By Dr. Rick Seume
Life in general can become pretty mundane. We tend to do the same things every year at about the same time. As a dentist, our office is subject to the same rut.
This past February we celebrated dental health month by going to talk to all the school kids.
We taught the “Rule of Twos” to the kids to help them learn how to take care of their teeth. We dressed up “funny” (although I still looked normal) and put on a skit complete with the “Cavity Critter” herself. The skit taught kids to brush their teeth twice a day for two minutes and to go see their dentist twice a year. We also talked a bit about flossing and tooth paste, as well as foods that are good for their teeth and foods that aren’t. We covered pre-K through third grade and were well received.
This year it occurred to me that perhaps the adults needed some dental education. Although we would love to dress up and visit your place of work to give a presentation, it just is not practical with the vast number of employers in the area. Instead of a personal visit, we put together the “Rule of Toos” for our adult patients.
The first rule is pretty simple — your teeth are too important to lose. This rule is hard to teach in present tense but very easy in hind sight. I have spoken with many patients that have elected to extract or remove teeth, sometimes all of them!
Universally, other than the relief of pain caused by the tooth, patients lament the loss of their teeth. Now it is true that some patients miss their teeth more than others. I had a patient refuse to have a tooth extracted that I could not save. He equated having a tooth removed to an amputation!
The second rule is dental work is not too expensive. This rule is often not appreciated until the patient learns first hand about rule number one. Let’s look at the expense of dental work from a return on investment stand point. No matter how much you have to spend on your teeth, you are going to get your moneys worth. You are going to use them to smile, chew, talk, attract a prospective mate or impress a potential customer or boss.
The long story short, you are going to use your teeth all day long, every single day, whether or not you get out of bed! There is no other purchase you make that you will use more than your teeth. No boat (I’d like to use mine more), car, TV, game station or computer will a person use more than their teeth.
The third rule is it’s never too late to do something. This rule gives hope to even the most distraught dental patient. If it has been 10 years since your last cleaning, or if you have lost all your teeth long ago and are struggling with a denture, dentistry has some thing for you.
The advances in dentistry even allow us to replace a missing tooth or teeth. The best way to replace a missing tooth is with a dental implant. Dental implants offer patients several unique benefits when replacing a missing tooth.
First, a dental implant replaces not only the crown of the missing tooth but the root as well. When you lose a tooth the bone that was around the root no longer has a use and is reabsorbed by your body. By placing a dental implant in the extraction site, you can preserve the bone by giving it a reason to be there.
Second, a dental implant allows us to replace a tooth without leaning on or borrowing strength from adjacent teeth.
This can improve the survival of the adjacent teeth dramatically. Even a denture can be stabilized or eliminated with dental implants! Placing two dental implants under a patient’s lower denture can be a life saver for some patients.

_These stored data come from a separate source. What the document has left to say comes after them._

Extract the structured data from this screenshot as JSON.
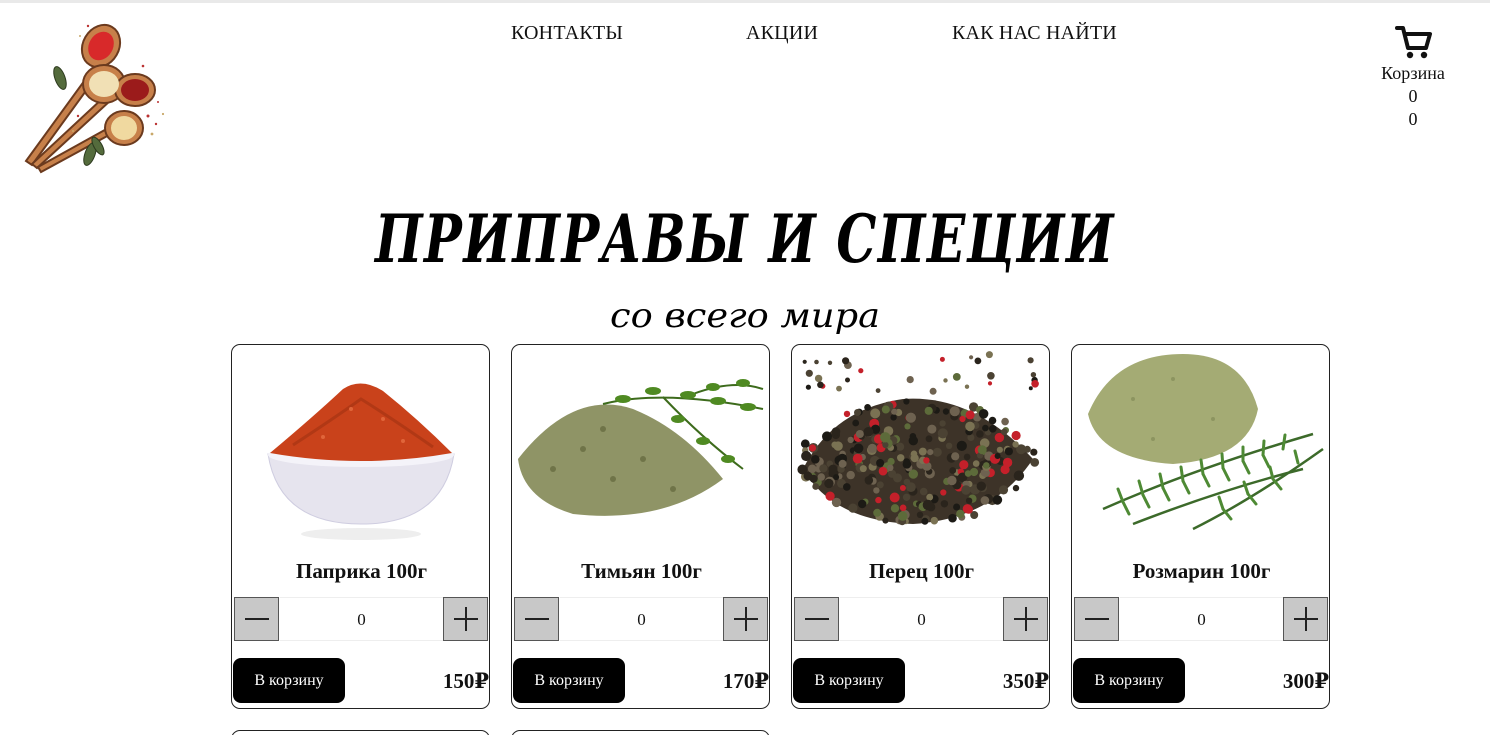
{
  "nav": {
    "items": [
      {
        "label": "КОНТАКТЫ"
      },
      {
        "label": "АКЦИИ"
      },
      {
        "label": "КАК НАС НАЙТИ"
      }
    ]
  },
  "cart": {
    "label": "Корзина",
    "count": "0",
    "total": "0",
    "icon": "cart-icon"
  },
  "hero": {
    "title": "ПРИПРАВЫ И СПЕЦИИ",
    "subtitle": "со всего мира"
  },
  "products": [
    {
      "name": "Паприка 100г",
      "qty": "0",
      "add_label": "В корзину",
      "price": "150₽",
      "image": "paprika-image"
    },
    {
      "name": "Тимьян 100г",
      "qty": "0",
      "add_label": "В корзину",
      "price": "170₽",
      "image": "thyme-image"
    },
    {
      "name": "Перец 100г",
      "qty": "0",
      "add_label": "В корзину",
      "price": "350₽",
      "image": "pepper-image"
    },
    {
      "name": "Розмарин 100г",
      "qty": "0",
      "add_label": "В корзину",
      "price": "300₽",
      "image": "rosemary-image"
    }
  ],
  "colors": {
    "button_bg": "#000000",
    "stepper_bg": "#c8c8c8",
    "card_border": "#222222"
  }
}
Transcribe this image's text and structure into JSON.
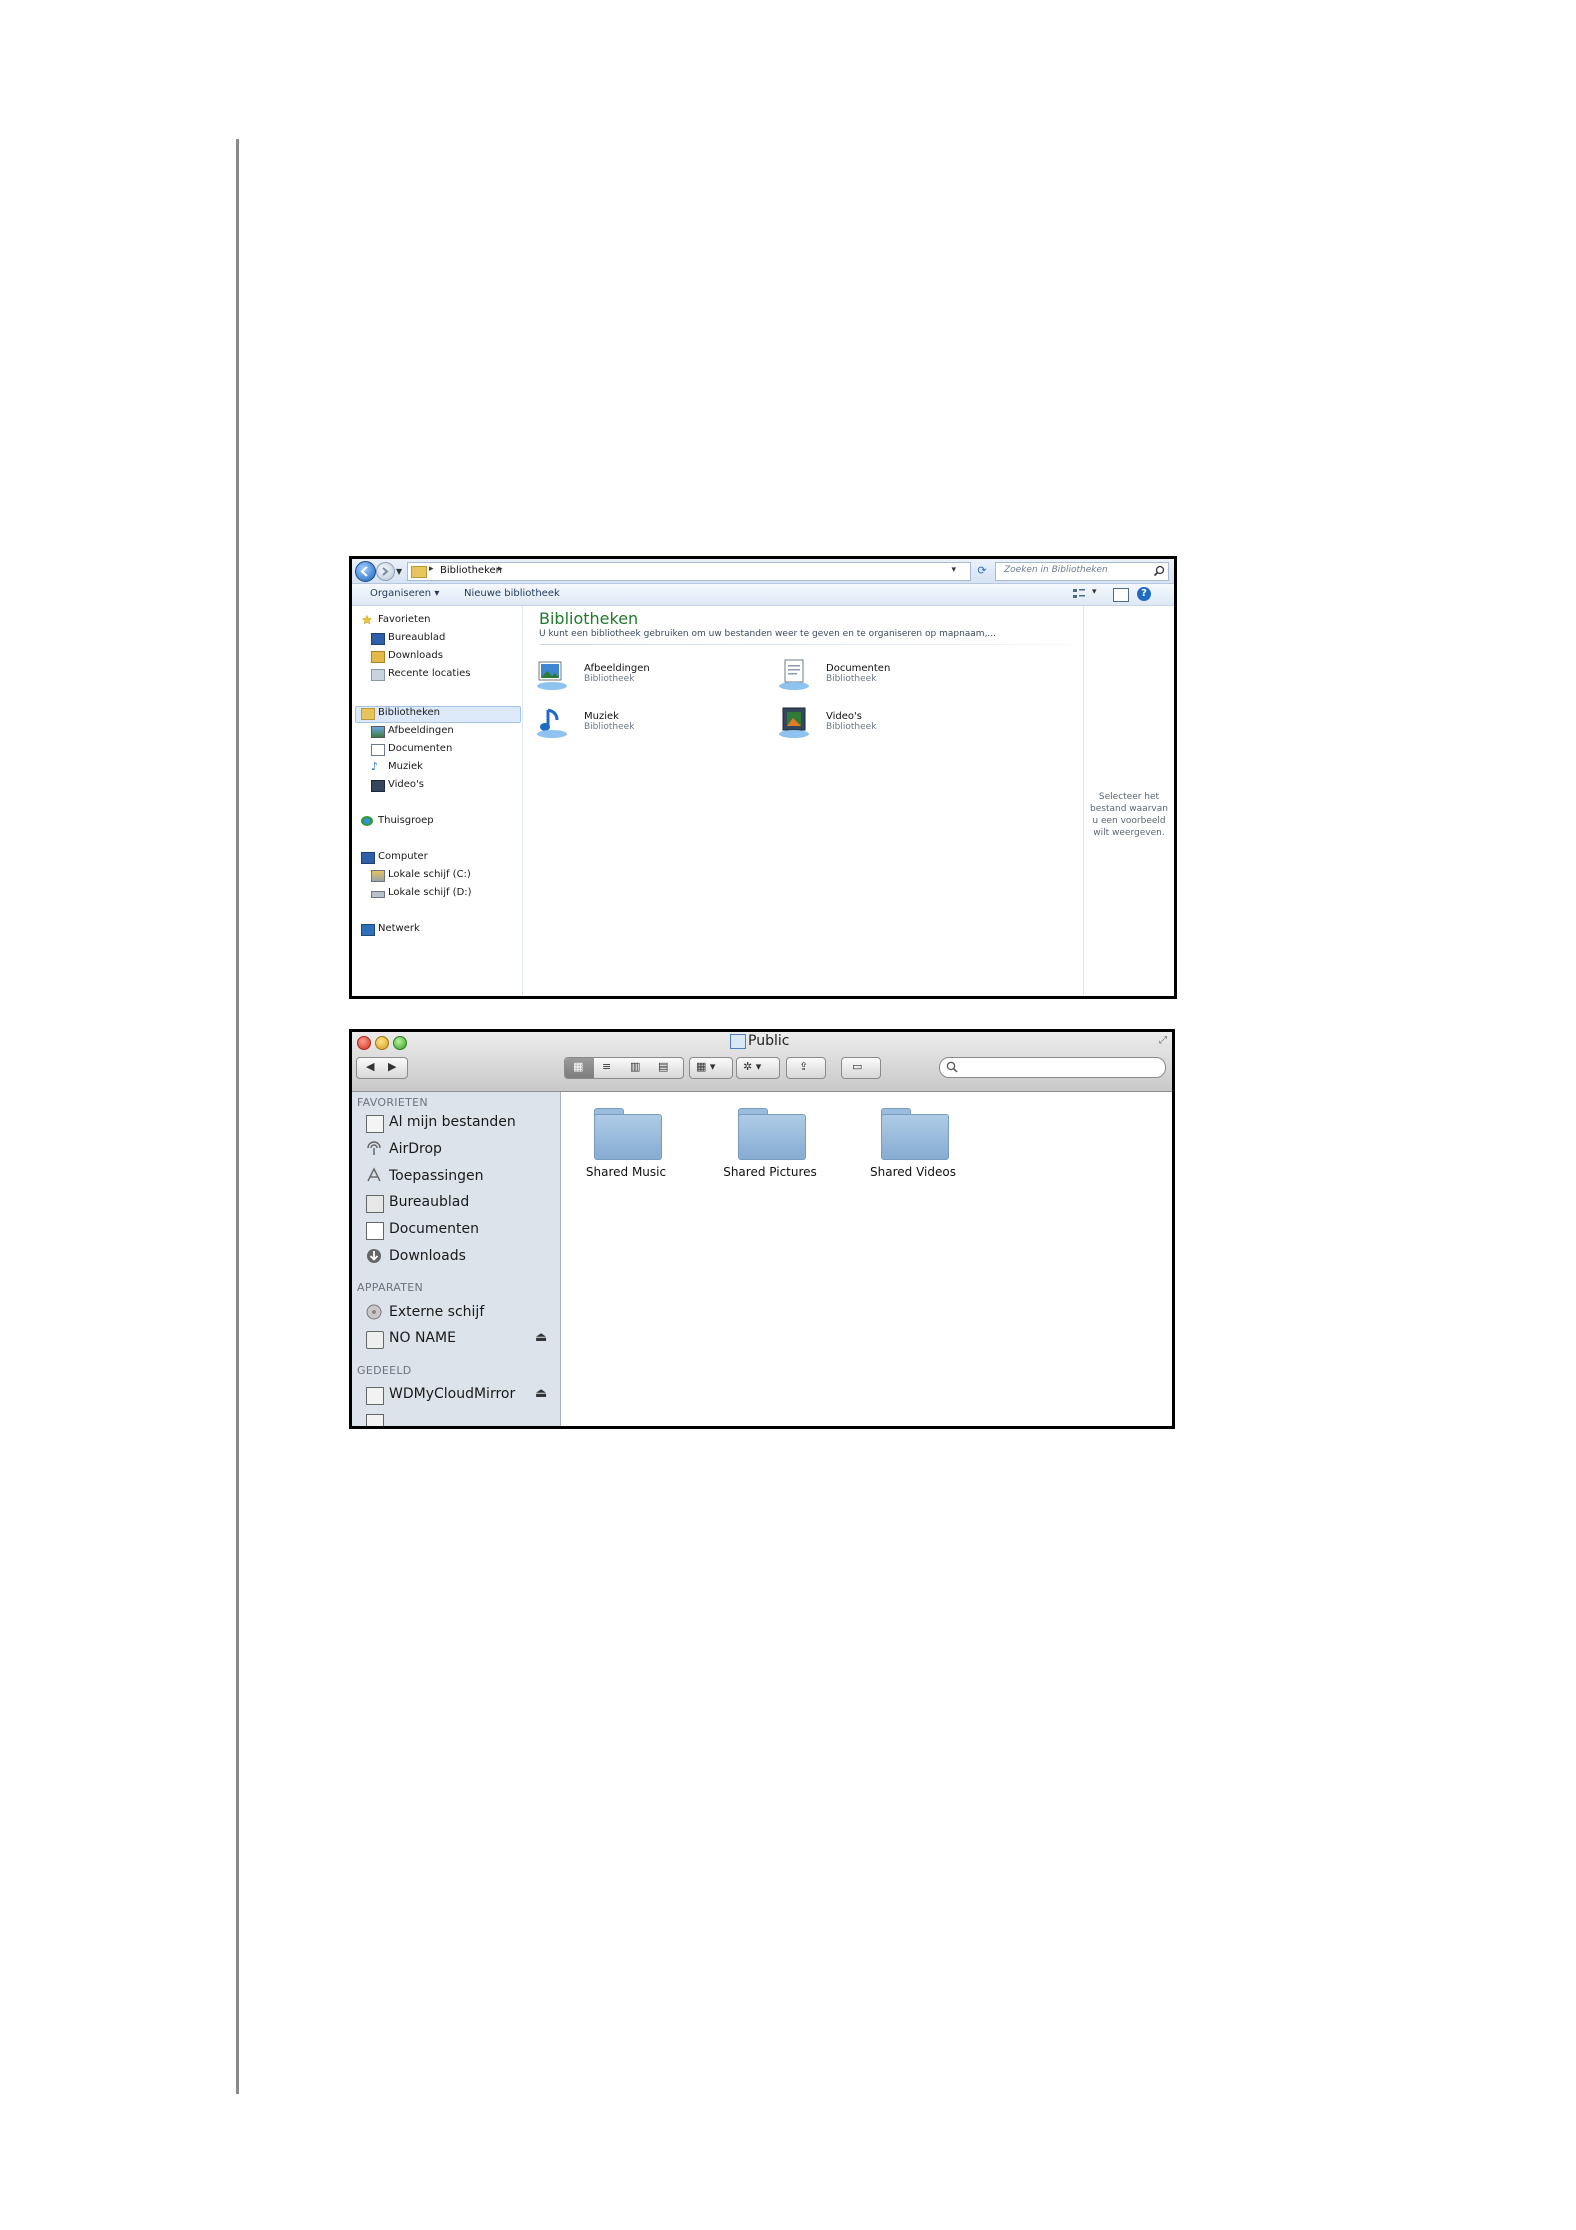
{
  "windows_explorer": {
    "breadcrumb": "Bibliotheken",
    "search_placeholder": "Zoeken in Bibliotheken",
    "toolbar": {
      "organize": "Organiseren ▾",
      "new_library": "Nieuwe bibliotheek"
    },
    "nav": {
      "favorites": "Favorieten",
      "desktop": "Bureaublad",
      "downloads": "Downloads",
      "recent": "Recente locaties",
      "libraries": "Bibliotheken",
      "pictures": "Afbeeldingen",
      "documents": "Documenten",
      "music": "Muziek",
      "videos": "Video's",
      "homegroup": "Thuisgroep",
      "computer": "Computer",
      "drive_c": "Lokale schijf (C:)",
      "drive_d": "Lokale schijf (D:)",
      "network": "Netwerk"
    },
    "main": {
      "title": "Bibliotheken",
      "description": "U kunt een bibliotheek gebruiken om uw bestanden weer te geven en te organiseren op mapnaam,...",
      "libraries": [
        {
          "name": "Afbeeldingen",
          "type": "Bibliotheek"
        },
        {
          "name": "Documenten",
          "type": "Bibliotheek"
        },
        {
          "name": "Muziek",
          "type": "Bibliotheek"
        },
        {
          "name": "Video's",
          "type": "Bibliotheek"
        }
      ]
    },
    "preview_text": "Selecteer het bestand waarvan u een voorbeeld wilt weergeven."
  },
  "mac_finder": {
    "title": "Public",
    "sidebar": {
      "favorites_header": "FAVORIETEN",
      "all_files": "Al mijn bestanden",
      "airdrop": "AirDrop",
      "applications": "Toepassingen",
      "desktop": "Bureaublad",
      "documents": "Documenten",
      "downloads": "Downloads",
      "devices_header": "APPARATEN",
      "external": "Externe schijf",
      "no_name": "NO NAME",
      "shared_header": "GEDEELD",
      "wd": "WDMyCloudMirror"
    },
    "folders": [
      "Shared Music",
      "Shared Pictures",
      "Shared Videos"
    ]
  }
}
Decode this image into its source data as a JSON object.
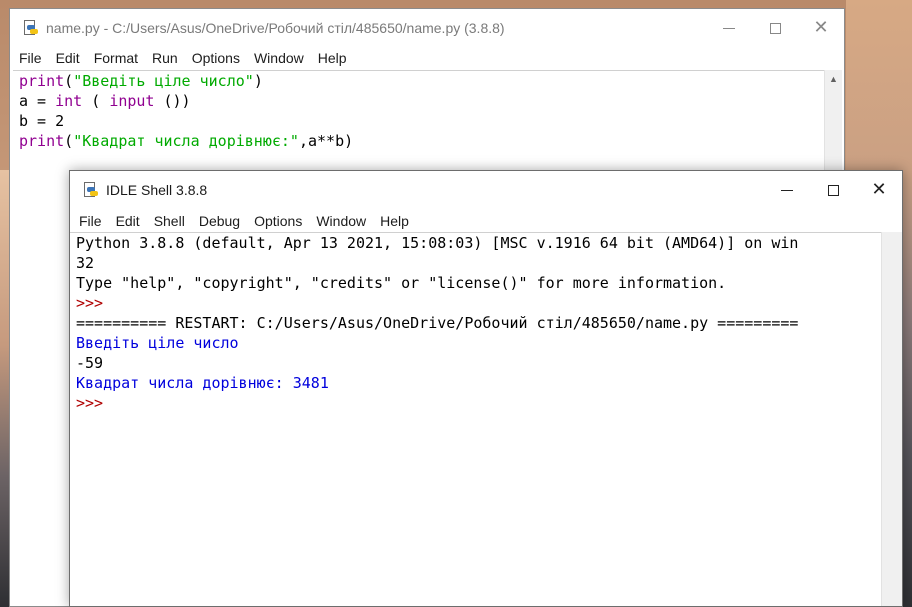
{
  "editor": {
    "title": "name.py - C:/Users/Asus/OneDrive/Робочий стіл/485650/name.py (3.8.8)",
    "menu": [
      "File",
      "Edit",
      "Format",
      "Run",
      "Options",
      "Window",
      "Help"
    ],
    "code": [
      [
        {
          "t": "print",
          "c": "kw"
        },
        {
          "t": "(",
          "c": "plain"
        },
        {
          "t": "\"Введіть ціле число\"",
          "c": "str"
        },
        {
          "t": ")",
          "c": "plain"
        }
      ],
      [
        {
          "t": "a = ",
          "c": "plain"
        },
        {
          "t": "int",
          "c": "kw"
        },
        {
          "t": " ( ",
          "c": "plain"
        },
        {
          "t": "input",
          "c": "kw"
        },
        {
          "t": " ())",
          "c": "plain"
        }
      ],
      [
        {
          "t": "b = 2",
          "c": "plain"
        }
      ],
      [
        {
          "t": "print",
          "c": "kw"
        },
        {
          "t": "(",
          "c": "plain"
        },
        {
          "t": "\"Квадрат числа дорівнює:\"",
          "c": "str"
        },
        {
          "t": ",a**b)",
          "c": "plain"
        }
      ]
    ]
  },
  "shell": {
    "title": "IDLE Shell 3.8.8",
    "menu": [
      "File",
      "Edit",
      "Shell",
      "Debug",
      "Options",
      "Window",
      "Help"
    ],
    "lines": [
      {
        "t": "Python 3.8.8 (default, Apr 13 2021, 15:08:03) [MSC v.1916 64 bit (AMD64)] on win",
        "c": "out"
      },
      {
        "t": "32",
        "c": "out"
      },
      {
        "t": "Type \"help\", \"copyright\", \"credits\" or \"license()\" for more information.",
        "c": "out"
      },
      {
        "t": ">>> ",
        "c": "prompt"
      },
      {
        "t": "========== RESTART: C:/Users/Asus/OneDrive/Робочий стіл/485650/name.py =========",
        "c": "out"
      },
      {
        "t": "Введіть ціле число",
        "c": "stdout"
      },
      {
        "t": "-59",
        "c": "stdin"
      },
      {
        "t": "Квадрат числа дорівнює: 3481",
        "c": "stdout"
      },
      {
        "t": ">>> ",
        "c": "prompt"
      }
    ]
  },
  "icons": {
    "minimize": "minimize-icon",
    "maximize": "maximize-icon",
    "close": "close-icon",
    "file": "python-file-icon"
  }
}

The last rule is you cannot be too comfortable in your dental office. Being a dentist, I am often asked by people about whether or not they should change dentist. I always answer the question with a question of my own. “If your dentist told you today that you need a crown, would you get one?”
If the answer is yes then I tend to think the patient is at the right dentist. If the answer is no then I encourage the patient to switch dentist.
My rationale is pretty simple. If the patient is unsure whether to get the recommended treatment, then that is not helping the patient or the dentist. Trust in your dentist and the office is imperative in insuring you have a healthy mouth.